For London 2012, we were invited to Meet the Superhumans, a band of athletes you could not feel sorry for, after rather cheekily saying to the Olympians ‘thanks for the warm-up’ via a London city poster campaign. Then for Rio 2016 we were told other high-achievers; talented musicians, rock-climbers and artists were superhuman too. However, the Tokyo 2020 marketing trailer has a brick firmly through the glass of all that, literally shattering the concept of extraordinary to leave a resoundingly human message, with a salutary application for us all, if we had been watching.

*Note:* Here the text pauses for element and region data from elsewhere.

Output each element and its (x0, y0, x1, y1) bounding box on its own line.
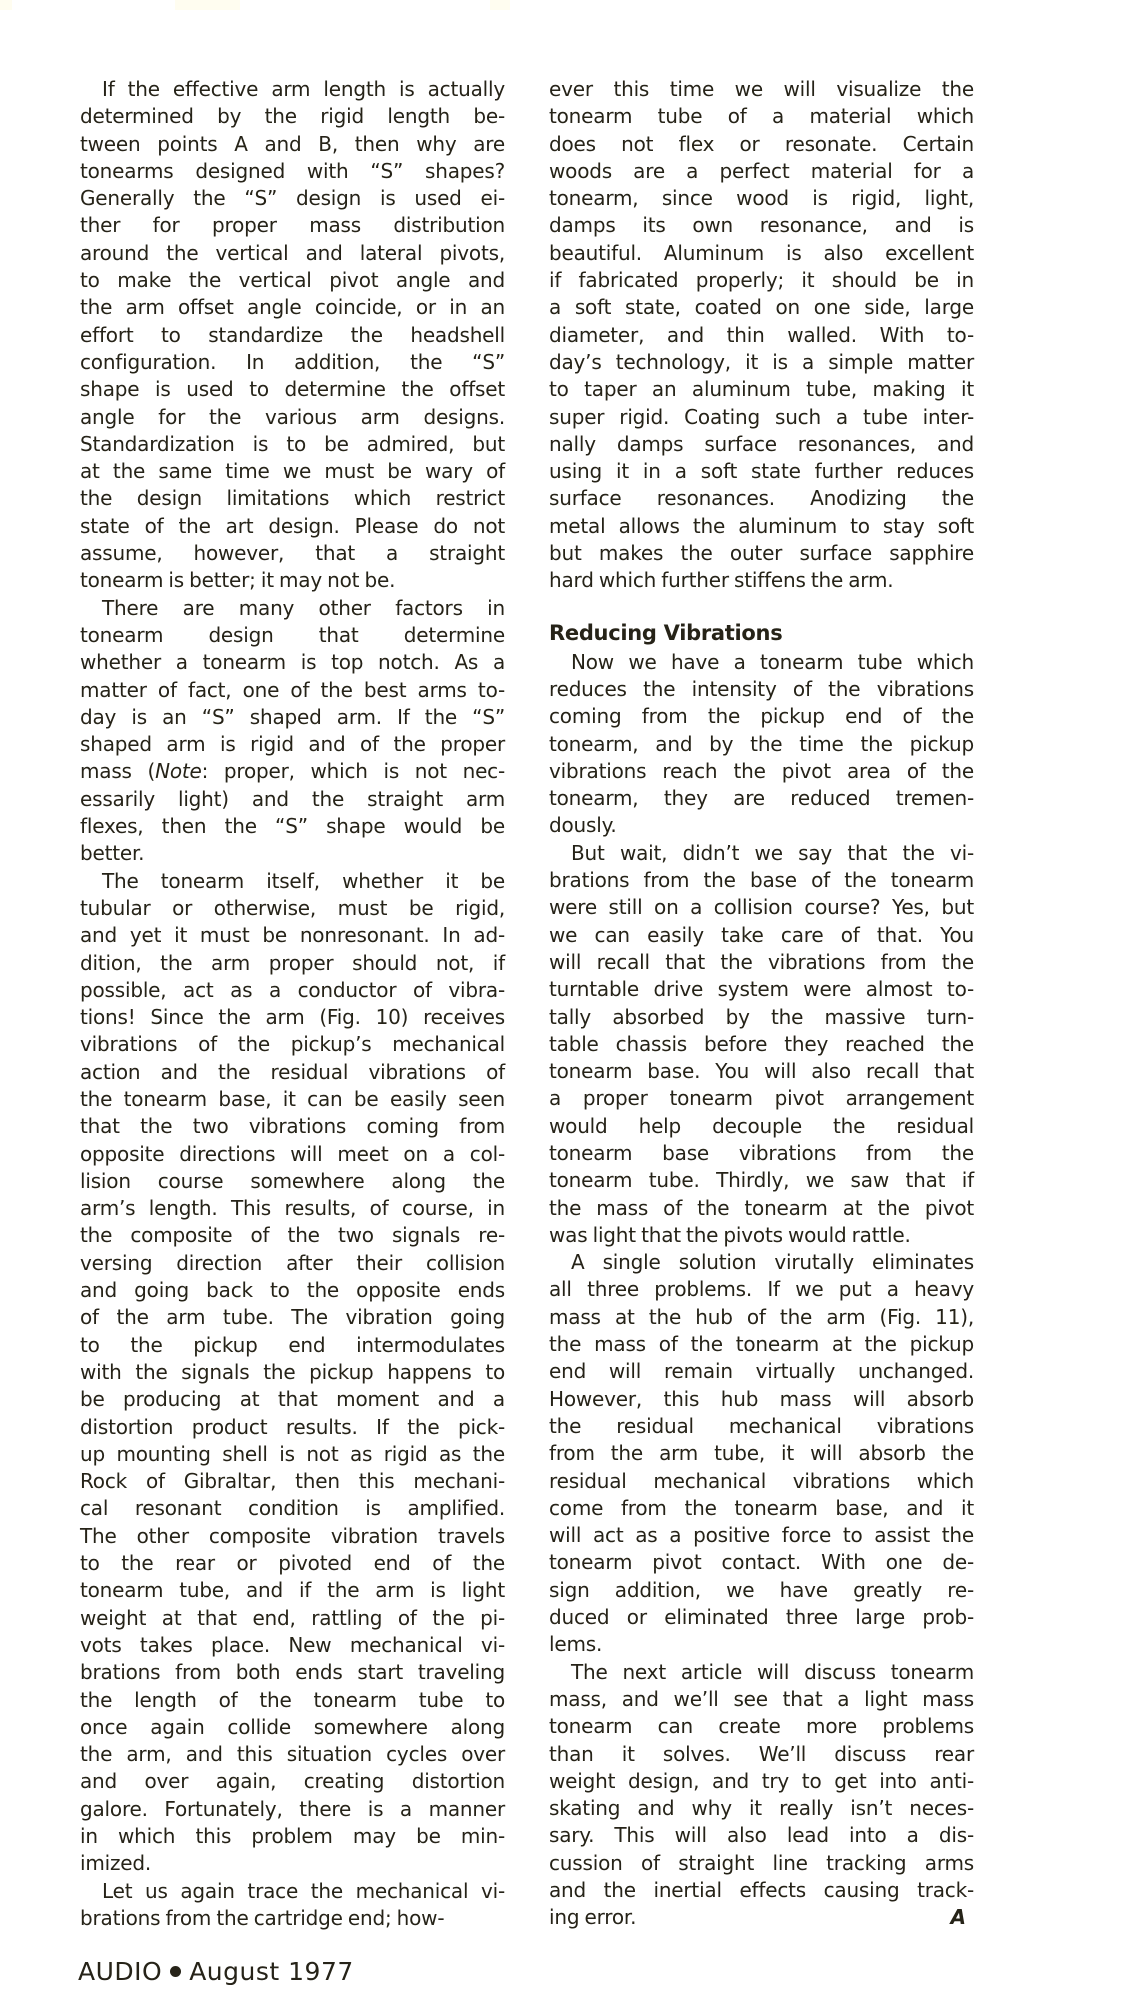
text-line: ther for proper mass distribution (80, 212, 505, 239)
text-line: mass, and we’ll see that a light mass (549, 1686, 974, 1713)
text-line: essarily light) and the straight arm (80, 786, 505, 813)
text-line: matter of fact, one of the best arms to- (80, 677, 505, 704)
text-line: day’s technology, it is a simple matter (549, 349, 974, 376)
text-line: end will remain virtually unchanged. (549, 1358, 974, 1385)
text-line: dition, the arm proper should not, if (80, 950, 505, 977)
text-line: possible, act as a conductor of vibra- (80, 977, 505, 1004)
text-line: angle for the various arm designs. (80, 404, 505, 431)
text-line: duced or eliminated three large prob- (549, 1604, 974, 1631)
text-line: vibrations reach the pivot area of the (549, 758, 974, 785)
text-line: was light that the pivots would rattle. (549, 1222, 974, 1249)
text-line: the design limitations which restrict (80, 485, 505, 512)
audio-end-mark-icon: A (951, 1904, 966, 1931)
text-line: reduces the intensity of the vibrations (549, 676, 974, 703)
text-line: than it solves. We’ll discuss rear (549, 1741, 974, 1768)
text-line: were still on a collision course? Yes, b… (549, 894, 974, 921)
text-line: with the signals the pickup happens to (80, 1359, 505, 1386)
text-line: galore. Fortunately, there is a manner (80, 1796, 505, 1823)
text-line: tonearm tube of a material which (549, 103, 974, 130)
text-line: But wait, didn’t we say that the vi- (549, 840, 974, 867)
text-line: Standardization is to be admired, but (80, 431, 505, 458)
text-line: ing error. (549, 1904, 974, 1931)
text-line: vots takes place. New mechanical vi- (80, 1632, 505, 1659)
text-line: and the inertial effects causing track- (549, 1877, 974, 1904)
text-line: tonearm can create more problems (549, 1713, 974, 1740)
text-line: will recall that the vibrations from the (549, 949, 974, 976)
text-line: mass at the hub of the arm (Fig. 11), (549, 1304, 974, 1331)
text-line: to the pickup end intermodulates (80, 1332, 505, 1359)
scan-artifact (490, 0, 510, 10)
text-line: using it in a soft state further reduces (549, 458, 974, 485)
text-line: coming from the pickup end of the (549, 703, 974, 730)
text-line: tonearm base vibrations from the (549, 1140, 974, 1167)
text-line: cussion of straight line tracking arms (549, 1850, 974, 1877)
text-line: shape is used to determine the offset (80, 376, 505, 403)
text-line: be producing at that moment and a (80, 1386, 505, 1413)
bullet-separator-icon (170, 1966, 181, 1977)
page-footer: AUDIOAugust 1977 (78, 1957, 354, 1986)
text-line: opposite directions will meet on a col- (80, 1141, 505, 1168)
text-line: the arm offset angle coincide, or in an (80, 294, 505, 321)
text-line: flexes, then the “S” shape would be (80, 813, 505, 840)
text-line: residual mechanical vibrations which (549, 1468, 974, 1495)
publication-name: AUDIO (78, 1957, 162, 1986)
text-line: Rock of Gibraltar, then this mechani- (80, 1468, 505, 1495)
text-line: tonearm base. You will also recall that (549, 1058, 974, 1085)
issue-date: August 1977 (189, 1957, 354, 1986)
text-line: damps its own resonance, and is (549, 212, 974, 239)
text-line: day is an “S” shaped arm. If the “S” (80, 704, 505, 731)
text-line: the composite of the two signals re- (80, 1222, 505, 1249)
text-line: tonearm tube, and if the arm is light (80, 1577, 505, 1604)
text-line: assume, however, that a straight (80, 540, 505, 567)
text-line: vibrations of the pickup’s mechanical (80, 1031, 505, 1058)
text-line: A single solution virutally eliminates (549, 1249, 974, 1276)
text-line: would help decouple the residual (549, 1113, 974, 1140)
text-line: surface resonances. Anodizing the (549, 485, 974, 512)
text-line: tions! Since the arm (Fig. 10) receives (80, 1004, 505, 1031)
text-line: a proper tonearm pivot arrangement (549, 1085, 974, 1112)
text-line: skating and why it really isn’t neces- (549, 1795, 974, 1822)
text-line: to taper an aluminum tube, making it (549, 376, 974, 403)
section-heading: Reducing Vibrations (549, 615, 974, 651)
text-line: tonearm, and by the time the pickup (549, 731, 974, 758)
scan-artifact (0, 0, 12, 10)
text-line: woods are a perfect material for a (549, 158, 974, 185)
text-line: the mass of the tonearm at the pickup (549, 1331, 974, 1358)
text-line: There are many other factors in (80, 595, 505, 622)
text-line: Now we have a tonearm tube which (549, 649, 974, 676)
text-line: lems. (549, 1631, 974, 1658)
text-line: Let us again trace the mechanical vi- (80, 1878, 505, 1905)
text-line: at the same time we must be wary of (80, 458, 505, 485)
text-line: the residual mechanical vibrations (549, 1413, 974, 1440)
text-line: configuration. In addition, the “S” (80, 349, 505, 376)
text-line: weight design, and try to get into anti- (549, 1768, 974, 1795)
text-line: tonearm tube. Thirdly, we saw that if (549, 1167, 974, 1194)
text-line: Generally the “S” design is used ei- (80, 185, 505, 212)
text-line: and over again, creating distortion (80, 1768, 505, 1795)
text-line: to make the vertical pivot angle and (80, 267, 505, 294)
text-line: brations from the base of the tonearm (549, 867, 974, 894)
text-line: metal allows the aluminum to stay soft (549, 513, 974, 540)
text-line: weight at that end, rattling of the pi- (80, 1605, 505, 1632)
text-line: the length of the tonearm tube to (80, 1687, 505, 1714)
text-line: tubular or otherwise, must be rigid, (80, 895, 505, 922)
text-line: from the arm tube, it will absorb the (549, 1440, 974, 1467)
text-line: cal resonant condition is amplified. (80, 1495, 505, 1522)
text-line: if fabricated properly; it should be in (549, 267, 974, 294)
text-line: beautiful. Aluminum is also excellent (549, 240, 974, 267)
text-line: and yet it must be nonresonant. In ad- (80, 922, 505, 949)
text-line: The tonearm itself, whether it be (80, 868, 505, 895)
text-line: arm’s length. This results, of course, i… (80, 1195, 505, 1222)
text-line: tonearm, they are reduced tremen- (549, 785, 974, 812)
text-line: shaped arm is rigid and of the proper (80, 731, 505, 758)
text-line: tonearm design that determine (80, 622, 505, 649)
text-line: If the effective arm length is actually (80, 76, 505, 103)
text-line: state of the art design. Please do not (80, 513, 505, 540)
text-line: ever this time we will visualize the (549, 76, 974, 103)
text-line: mass (Note: proper, which is not nec- (80, 758, 505, 785)
text-line: nally damps surface resonances, and (549, 431, 974, 458)
left-column: If the effective arm length is actuallyd… (80, 76, 505, 1932)
text-line: action and the residual vibrations of (80, 1059, 505, 1086)
text-line: come from the tonearm base, and it (549, 1495, 974, 1522)
text-line: However, this hub mass will absorb (549, 1386, 974, 1413)
text-line: in which this problem may be min- (80, 1823, 505, 1850)
text-line: The other composite vibration travels (80, 1523, 505, 1550)
text-line: the arm, and this situation cycles over (80, 1741, 505, 1768)
text-line: but makes the outer surface sapphire (549, 540, 974, 567)
text-line: effort to standardize the headshell (80, 322, 505, 349)
text-line: once again collide somewhere along (80, 1714, 505, 1741)
text-line: tally absorbed by the massive turn- (549, 1004, 974, 1031)
text-line: hard which further stiffens the arm. (549, 567, 974, 594)
text-line: determined by the rigid length be- (80, 103, 505, 130)
text-line: tonearm, since wood is rigid, light, (549, 185, 974, 212)
text-line: whether a tonearm is top notch. As a (80, 649, 505, 676)
scan-artifact (175, 0, 240, 10)
text-line: does not flex or resonate. Certain (549, 131, 974, 158)
text-line: tonearms designed with “S” shapes? (80, 158, 505, 185)
text-line: tonearm is better; it may not be. (80, 567, 505, 594)
text-line: versing direction after their collision (80, 1250, 505, 1277)
text-line: distortion product results. If the pick- (80, 1414, 505, 1441)
text-line: all three problems. If we put a heavy (549, 1276, 974, 1303)
text-line: diameter, and thin walled. With to- (549, 322, 974, 349)
text-line: tonearm pivot contact. With one de- (549, 1549, 974, 1576)
text-line: of the arm tube. The vibration going (80, 1304, 505, 1331)
text-line: The next article will discuss tonearm (549, 1659, 974, 1686)
text-line: the tonearm base, it can be easily seen (80, 1086, 505, 1113)
text-line: the mass of the tonearm at the pivot (549, 1195, 974, 1222)
text-line: super rigid. Coating such a tube inter- (549, 404, 974, 431)
text-line: we can easily take care of that. You (549, 922, 974, 949)
text-line: table chassis before they reached the (549, 1031, 974, 1058)
text-line: better. (80, 840, 505, 867)
text-line: imized. (80, 1850, 505, 1877)
text-line: that the two vibrations coming from (80, 1113, 505, 1140)
text-line: brations from both ends start traveling (80, 1659, 505, 1686)
text-line: dously. (549, 812, 974, 839)
text-line: turntable drive system were almost to- (549, 976, 974, 1003)
text-line: sign addition, we have greatly re- (549, 1577, 974, 1604)
text-line: around the vertical and lateral pivots, (80, 240, 505, 267)
text-line: brations from the cartridge end; how- (80, 1905, 505, 1932)
text-line: tween points A and B, then why are (80, 131, 505, 158)
text-line: will act as a positive force to assist t… (549, 1522, 974, 1549)
text-line: sary. This will also lead into a dis- (549, 1822, 974, 1849)
right-column: ever this time we will visualize thetone… (549, 76, 974, 1932)
text-line: up mounting shell is not as rigid as the (80, 1441, 505, 1468)
text-line: to the rear or pivoted end of the (80, 1550, 505, 1577)
text-line: and going back to the opposite ends (80, 1277, 505, 1304)
text-line: lision course somewhere along the (80, 1168, 505, 1195)
text-line: a soft state, coated on one side, large (549, 294, 974, 321)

Audience research has shown that the UK’s domestic media coverage of the 2012 Games, with its ground-breaking reframing and normalisation of para-athletes, affected not only the mainstream sports audience, but also changed attitudes towards disability for 1 in 3 of the population – roughly 20 million of the UK’s citizens. Globally, London 2012 was the first truly social and online Games, with 82.1 million views of the International Paralympic Committee’s Facebook pages and over 1.3 million tweets mentioning ‘Paralympic’ during the course of the Games.
Meanwhile sports personalities more generally have been using their social media feeds to find their own voice, representing themselves and in charge of their own narratives. On 26th August 2021, Channel 4 showed the USA swimmer Anastasia Pagonis’ TikTok video on broadcast TV, pronouncing that ‘’blind people aren’t hopeless idiots though – just a thought’’ followed by a studio discussion about lots of other misconceptions around that disability. It was perhaps rather unfortunate, during the opening ceremony, that a UK presenter mentioned ‘how good the musicians with impairments were’. The expectation that their difference was a disadvantage clearly remains embedded in those words, as much as they might for a ‘female’ president or a ‘gay’ marriage.
Clearly the success of hosting a sports mega event in any city, whether in the Global North or South, is symbiotically linked to the quality and quantity of the media coverage that goes with it. But does it really matter if we depict some people as ‘other’ and alienate them? At a time when women and music are being banned from a social presence in Afghanistan and black lives are still not mattering in some parts of the digital public sphere, then we really need to take care of our representations of difference when the rest of the world is watching. This is a role that will fall to the upcoming host nations of China, France and Italy shortly, landing crucially on the shoulders of the United States when they host the Olympics and the Paralympics, finally from the same city, in Los Angeles in 2028. Will both the events be covered with parity and, potentially without public service media on board, whose voices might be heard?